Pergunta

I am trying to get javascript chaining to work using variable substitution. Not able to get it work. Help appreciated.

var Class = function() {

 this.one = function() {
   alert('one');        
   return this;
 }

 this.two = function() {
   alert('two');
   return this;
 }

 if (this instanceof Class) {
    return this.Class;
 } else {
    return new Class();
 }

}

var test = new Class();
// this works
test.one().two();

var func = '.one().two()';
// want to make this work
test[func];
Foi útil?

Solução

Highly not recommended. You might want to try an array instead:

var funcs = ['one','two'];
for(var i = 0; i < funcs.length; i++) {
  test[funcs[i]]();
}

you can then wrap this into a little function:

function callChain(obj, funcs)
{
  for(var i = 0; i < funcs.length; i++) {
    obj[funcs[i]]();
  }
  return obj;
}

Edit: If your chain is stored as a string: .one().two(), you can use the split & string functions to generate the array dynamically.

Outras dicas

there is no function with the name '.one().two()'

Try this,

test['one']()['two']();

Edit: I believe you are using this for learning purpose only and not on production site.

Well, what you are asking for is far from best practice - so I will give you an unpopular answer - use eval.
If your input is general code as string, you don't really have any other option (specifically when your functions have parameters - .one(1 + 0.5).two(new Date())).

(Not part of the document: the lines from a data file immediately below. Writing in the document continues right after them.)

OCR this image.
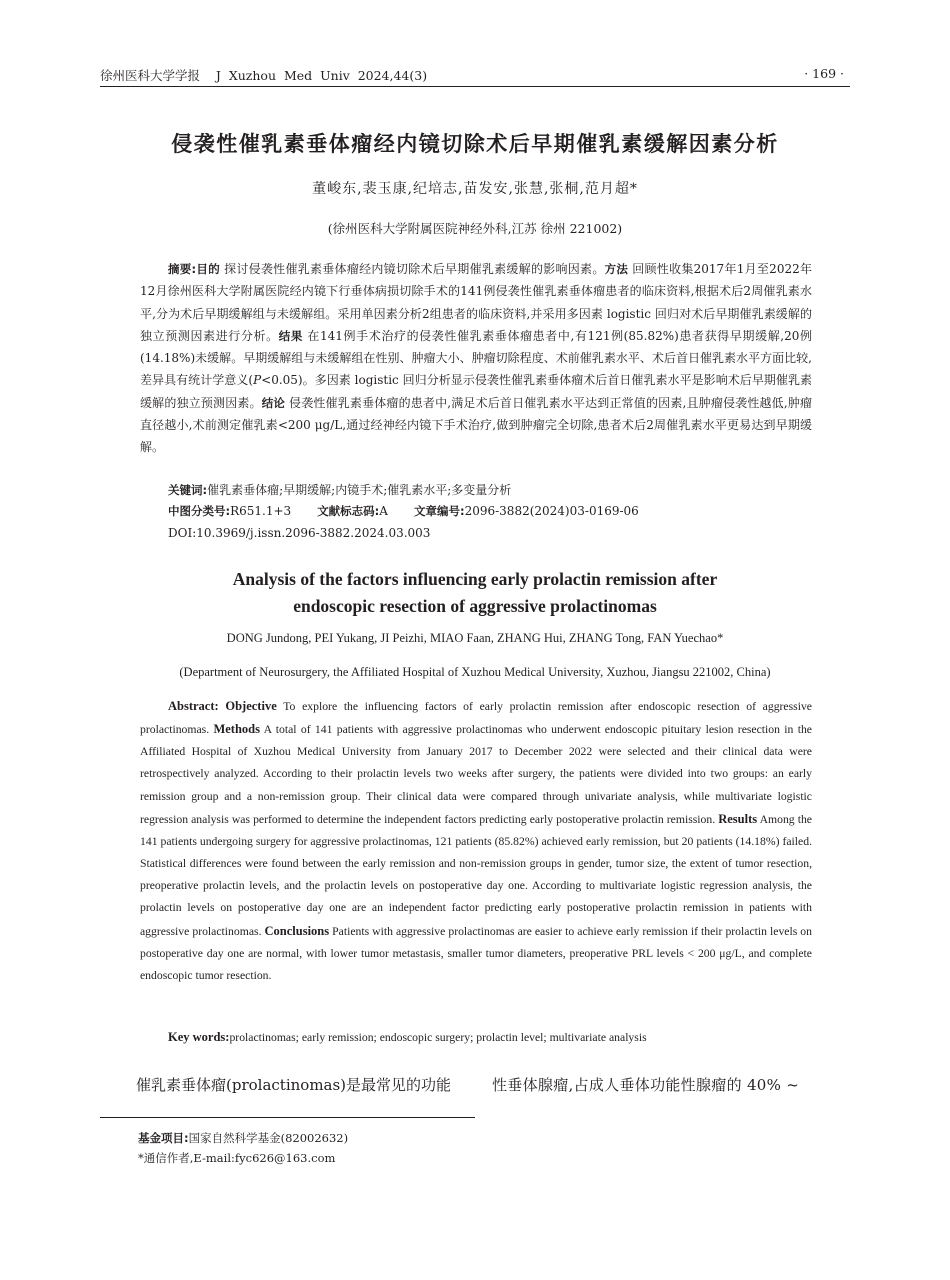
徐州医科大学学报    J  Xuzhou  Med  Univ  2024,44(3)	· 169 ·
侵袭性催乳素垂体瘤经内镜切除术后早期催乳素缓解因素分析
董峻东,裴玉康,纪培志,苗发安,张慧,张桐,范月超*
(徐州医科大学附属医院神经外科,江苏 徐州 221002)

摘要:目的 探讨侵袭性催乳素垂体瘤经内镜切除术后早期催乳素缓解的影响因素。方法 回顾性收集2017年1月至2022年12月徐州医科大学附属医院经内镜下行垂体病损切除手术的141例侵袭性催乳素垂体瘤患者的临床资料,根据术后2周催乳素水平,分为术后早期缓解组与未缓解组。采用单因素分析2组患者的临床资料,并采用多因素 logistic 回归对术后早期催乳素缓解的独立预测因素进行分析。结果 在141例手术治疗的侵袭性催乳素垂体瘤患者中,有121例(85.82%)患者获得早期缓解,20例(14.18%)未缓解。早期缓解组与未缓解组在性别、肿瘤大小、肿瘤切除程度、术前催乳素水平、术后首日催乳素水平方面比较,差异具有统计学意义(P<0.05)。多因素 logistic 回归分析显示侵袭性催乳素垂体瘤术后首日催乳素水平是影响术后早期催乳素缓解的独立预测因素。结论 侵袭性催乳素垂体瘤的患者中,满足术后首日催乳素水平达到正常值的因素,且肿瘤侵袭性越低,肿瘤直径越小,术前测定催乳素<200 μg/L,通过经神经内镜下手术治疗,做到肿瘤完全切除,患者术后2周催乳素水平更易达到早期缓解。

关键词:催乳素垂体瘤;早期缓解;内镜手术;催乳素水平;多变量分析
中图分类号:R651.1+3 文献标志码:A 文章编号:2096-3882(2024)03-0169-06
DOI:10.3969/j.issn.2096-3882.2024.03.003
Analysis of the factors influencing early prolactin remission after
endoscopic resection of aggressive prolactinomas
DONG Jundong, PEI Yukang, JI Peizhi, MIAO Faan, ZHANG Hui, ZHANG Tong, FAN Yuechao*
(Department of Neurosurgery, the Affiliated Hospital of Xuzhou Medical University, Xuzhou, Jiangsu 221002, China)

Abstract: Objective To explore the influencing factors of early prolactin remission after endoscopic resection of aggressive prolactinomas. Methods A total of 141 patients with aggressive prolactinomas who underwent endoscopic pituitary lesion resection in the Affiliated Hospital of Xuzhou Medical University from January 2017 to December 2022 were selected and their clinical data were retrospectively analyzed. According to their prolactin levels two weeks after surgery, the patients were divided into two groups: an early remission group and a non-remission group. Their clinical data were compared through univariate analysis, while multivariate logistic regression analysis was performed to determine the independent factors predicting early postoperative prolactin remission. Results Among the 141 patients undergoing surgery for aggressive prolactinomas, 121 patients (85.82%) achieved early remission, but 20 patients (14.18%) failed. Statistical differences were found between the early remission and non-remission groups in gender, tumor size, the extent of tumor resection, preoperative prolactin levels, and the prolactin levels on postoperative day one. According to multivariate logistic regression analysis, the prolactin levels on postoperative day one are an independent factor predicting early postoperative prolactin remission in patients with aggressive prolactinomas. Conclusions Patients with aggressive prolactinomas are easier to achieve early remission if their prolactin levels on postoperative day one are normal, with lower tumor metastasis, smaller tumor diameters, preoperative PRL levels < 200 μg/L, and complete endoscopic tumor resection.

Key words:prolactinomas; early remission; endoscopic surgery; prolactin level; multivariate analysis
催乳素垂体瘤(prolactinomas)是最常见的功能	性垂体腺瘤,占成人垂体功能性腺瘤的 40% ~
基金项目:国家自然科学基金(82002632)
*通信作者,E-mail:fyc626@163.com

For example, to your Class, add:

this.excecute = function(commands){
    eval('this' + commands);
};

And then:

test.excecute('.one().two(4 * 5)');

Working example: http://jsbin.com/ipazaz/1/edit

This emits the warning "eval is evil" (jslint, I think) - but I do not believe functions can be evil.

Even worse, what if you had the string 'one(); two(4 * 5);'?
You can make that work as well, using with:

this.excecute = function(commands){
    with(this){
        eval(commands);
    }
}; 

This has an extra warning: "Don't use 'with'" - They really have something against us today, don't they?

Working example: http://jsbin.com/ipazaz/2/edit

Thank you all for prompt help. I ended up settling upon Ben Rowe suggestion.

var funcs = ['one','two'];
   for(var i = 0; i < funcs.length; i++) {
   test[funcs[i]]();
}

It fitted my requirement nicely. Appreciate all for the help. You all are wonderful.

You could add a method to the constructor:

 this.chain = function chain(){
   if (arguments.length && /\./.test(arguments[0])) {
    return chain.apply(this,arguments[0].split('.'));
   }
   var methods = [].slice.call(arguments),
       method = methods.shift();
   if(this[method] instanceof Function){
    this[method].call(this);
   }
   if (methods.length){
    chain.apply(this,methods);
   }
   return this;
 }
 // now you could do something like:
 test.chain('one.two.one.two.two');

Or extend Object.prototype

Object.prototype.chain = function chain(){
   if (arguments.length && /\./.test(arguments[0])) {
    return chain.apply(this,arguments[0].split('.'));
   }
   var methods = [].slice.call(arguments),
       method = methods.shift();
   if(this[method] && this[method] instanceof Function){
    this[method].call(this);
   }
   if (methods.length){
    chain.apply(this,methods);
   }
   return this;
};
// usage
({one:function(){console.log('I am one');},
  two:function(){console.log('I am two');}})
 .chain('one.two.one.one.two.two.two.one.two');

I think a simpler approach is to use javascript's array reduce function. I needed this for some dynamic jquery stuff I was writing. Once you have your array of chain-able methods you could easily do the following.

var methods = ['next', 'child', 'parent'];

var element = methods.reduce(function(method){
    return $(selector)[method]();
});

console.log(element) //works! as all method names in methods array are applied and returned each iteration.

For my case the accepted answer did not work for me it seems to only return the passed obj and not the obj plus it's chained methods.